Como o "espírita" pode reagir à desilusão de seus dogmas?

(Por Demétrio Correia)

É muito mais fácil dizer a uma criança que Papai Noel é uma ficção do que afirmar a um "espírita" que o "médium" Francisco Cândido Xavier nem de longe chega a ser um "espírito de luz".

A criança, quando informada da verdade a respeito de alguma ilusão, chora, pula, grita, se aborrece, se irrita, mas com o tempo se conforma e até vê o lado bom da amarga lição.

O "espírita", não.

Fica chorando, pois o que o "espírita" mais sabe é chorar, e aos soluços.

Fica traumatizado, chocado, dizendo: "Não, não pode ser... Chico não é de luz... Snif!".

Imagine então se disséssemos que Chico Xavier era deturpador do Espiritismo, distorcendo as lições de Kardec ao sabor dos devaneios igrejistas do mineiro, e ainda por cima às custas de pretensas psicografias, que se revelam fraudulentas.

A pessoa vai chorar mais do que quando perde uma família inteira num acidente com um coletivo.

Mas ela não vai ceder.

Em certos casos, irá escrever um livro inventando coisas maravilhosas sobre Chico Xavier e lançar na Internet como um eBook.

Inventa um pseudônimo "espiritual", tipo Antonius, Micaelis, Astolphus ou Marcus Aurélius, e diz que foi uma alma do além-túmulo que fez "revelações sublimes" sobre o "médium".

Tudo ficção. Mas os adultos aceitam como se fosse a realidade objetiva.

Há quem invista em asneiras do tipo: "Livro que alimenta a mente com o Conhecimento expresso em sublimes palavras".

O mercado editorial aceita, porque sempre tem otário querendo comprar uma empulhação destas.

Mas isso é fichinha, se ver como os adultos lidam com as desilusões.

As crianças, tão imaturas, não iriam mover tanques nem armar revólveres contra aqueles que lhes privaram da sobrevida de tantas ilusões.

Como a sociedade adulta não consegue lidar com as desilusões. Nem mesmo os "espíritas".

O Brasil é o paraíso astral da pós-verdade, inventam-se coisas sem nexo nem lógica, mas que viram não apenas "verdades indiscutíveis" como se esforçam para manter uma reputação de quase unanimidade.

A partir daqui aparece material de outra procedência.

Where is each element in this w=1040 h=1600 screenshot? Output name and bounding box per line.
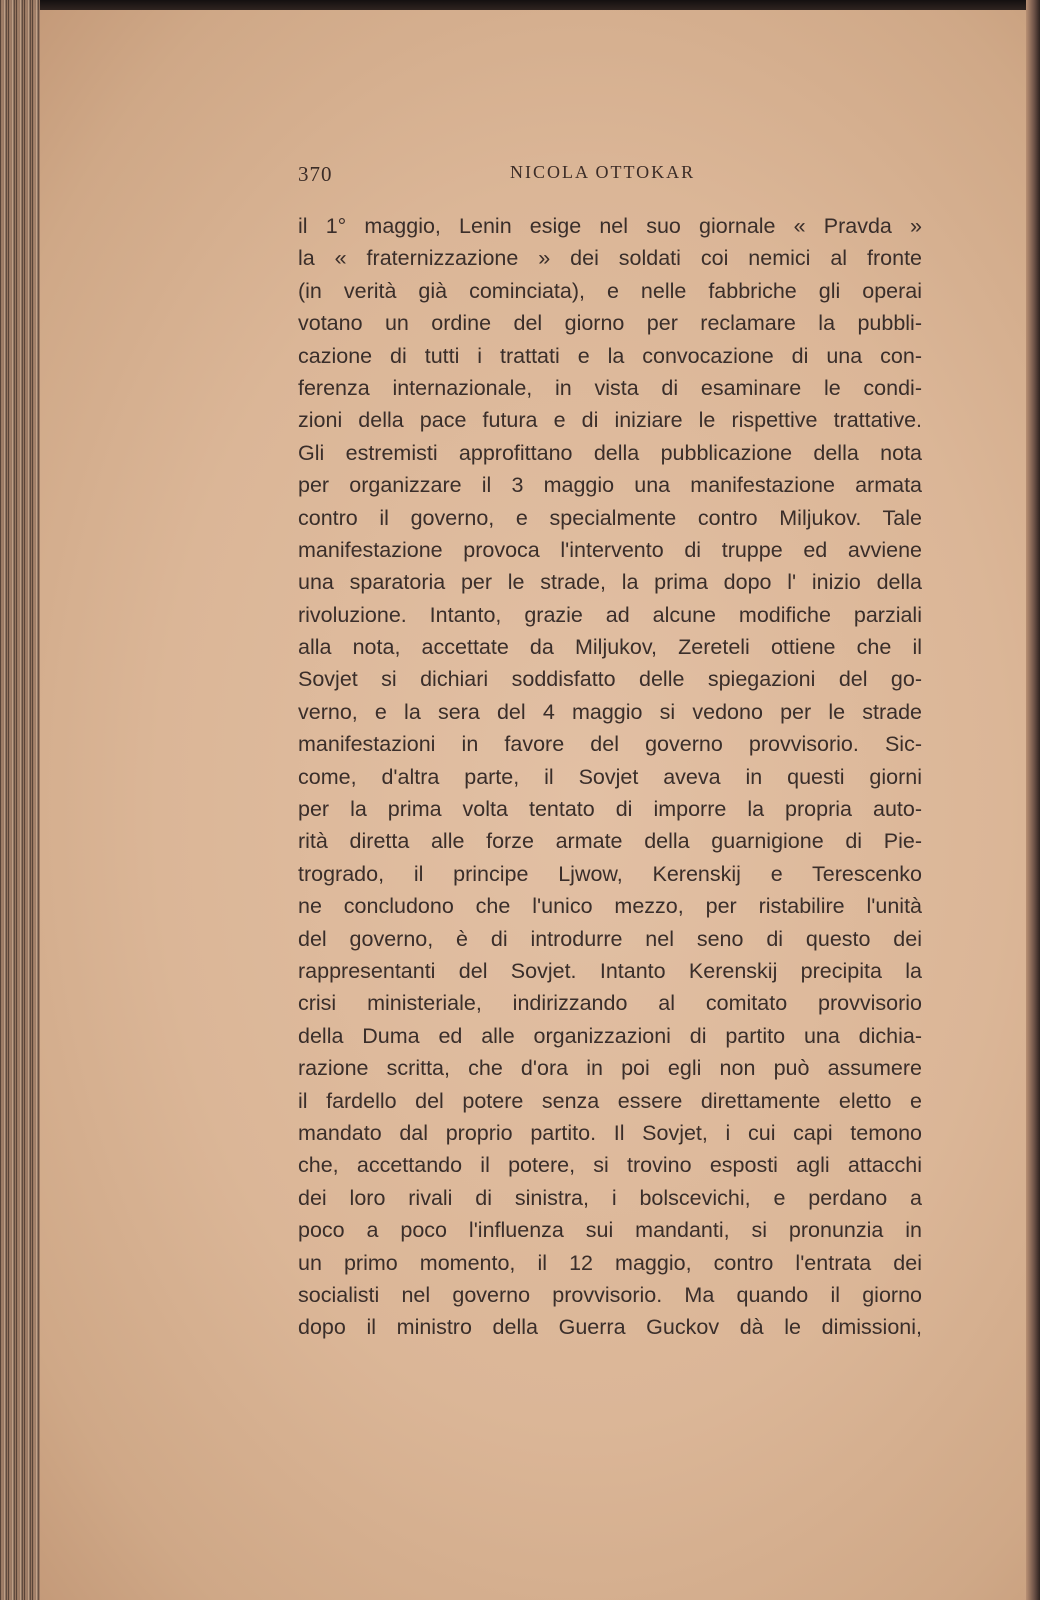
text-line: cazione di tutti i trattati e la convocazione di una con- <box>298 343 922 368</box>
text-line: trogrado, il principe Ljwow, Kerenskij e Terescenko <box>298 861 922 886</box>
text-line: manifestazione provoca l'intervento di truppe ed avviene <box>298 537 922 562</box>
text-line: crisi ministeriale, indirizzando al comitato provvisorio <box>298 991 922 1016</box>
text-line: votano un ordine del giorno per reclamare la pubbli- <box>298 311 922 336</box>
running-head: NICOLA OTTOKAR <box>510 162 696 182</box>
page-number: 370 <box>298 162 333 186</box>
book-spine-edge <box>0 0 40 1600</box>
text-line: rappresentanti del Sovjet. Intanto Kerenskij precipita la <box>298 958 922 983</box>
text-line: Sovjet si dichiari soddisfatto delle spiegazioni del go- <box>298 667 922 692</box>
text-line: rità diretta alle forze armate della guarnigione di Pie- <box>298 829 922 854</box>
text-line: zioni della pace futura e di iniziare le rispettive trattative. <box>298 408 922 433</box>
text-line: una sparatoria per le strade, la prima dopo l' inizio della <box>298 570 922 595</box>
right-page-edge <box>1026 0 1040 1600</box>
text-line: la « fraternizzazione » dei soldati coi nemici al fronte <box>298 246 922 271</box>
text-line: verno, e la sera del 4 maggio si vedono per le strade <box>298 699 922 724</box>
text-line: il 1° maggio, Lenin esige nel suo giornale « Pravda » <box>298 214 922 238</box>
text-line: ne concludono che l'unico mezzo, per ristabilire l'unità <box>298 894 922 919</box>
text-line: rivoluzione. Intanto, grazie ad alcune modifiche parziali <box>298 602 922 627</box>
text-line: del governo, è di introdurre nel seno di questo dei <box>298 926 922 951</box>
text-line: dei loro rivali di sinistra, i bolscevichi, e perdano a <box>298 1185 922 1210</box>
page-header <box>298 162 712 192</box>
text-line: Gli estremisti approfittano della pubblicazione della nota <box>298 440 922 465</box>
text-line: razione scritta, che d'ora in poi egli non può assumere <box>298 1056 922 1081</box>
text-line: che, accettando il potere, si trovino esposti agli attacchi <box>298 1153 922 1178</box>
text-line: alla nota, accettate da Miljukov, Zereteli ottiene che il <box>298 635 922 660</box>
text-line: ferenza internazionale, in vista di esaminare le condi- <box>298 375 922 400</box>
text-line: contro il governo, e specialmente contro Miljukov. Tale <box>298 505 922 530</box>
text-line: socialisti nel governo provvisorio. Ma quando il giorno <box>298 1282 922 1307</box>
text-line: un primo momento, il 12 maggio, contro l'entrata dei <box>298 1250 922 1275</box>
text-line: per organizzare il 3 maggio una manifestazione armata <box>298 473 922 498</box>
text-line: come, d'altra parte, il Sovjet aveva in questi giorni <box>298 764 922 789</box>
text-line: della Duma ed alle organizzazioni di partito una dichia- <box>298 1023 922 1048</box>
text-line: manifestazioni in favore del governo provvisorio. Sic- <box>298 732 922 757</box>
text-line: poco a poco l'influenza sui mandanti, si pronunzia in <box>298 1218 922 1243</box>
text-line: mandato dal proprio partito. Il Sovjet, i cui capi temono <box>298 1120 922 1145</box>
body-text <box>298 210 922 1344</box>
text-line: il fardello del potere senza essere direttamente eletto e <box>298 1088 922 1113</box>
text-line: dopo il ministro della Guerra Guckov dà le dimissioni, <box>298 1315 922 1340</box>
text-line: (in verità già cominciata), e nelle fabbriche gli operai <box>298 278 922 303</box>
text-line: per la prima volta tentato di imporre la propria auto- <box>298 797 922 822</box>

O "espírita", que se autoproclama "racional" e "esclarecido", é o mais vulnerável em ilusões e fantasias tão igrejeiras.

O "espírita" não passa de um católico enrustido, um beato envergonhado, que se esconde numa capa de "racionalidade" e "objetividade".

E usa e abusa nas pós-verdades que transformam os aberrantes "médiuns" brasileiros em "deuses".

Quando revelamos que os "médiuns" exercem culto à personalidade, os "espíritas" choram, choram e choram mais ainda.

Ah, quanto os "espíritas" precisam aprender com a vida.

Com pessoas que mergulham na ilusão e que se desiludem, até com certa raiva ou tristeza, mas depois se convencem que foram libertos do afogamento e do naufrágio da fantasia.

Até lá, muitos serão os "espíritas" que cairão da cama depois de sonharem alto demais com seus "médiuns".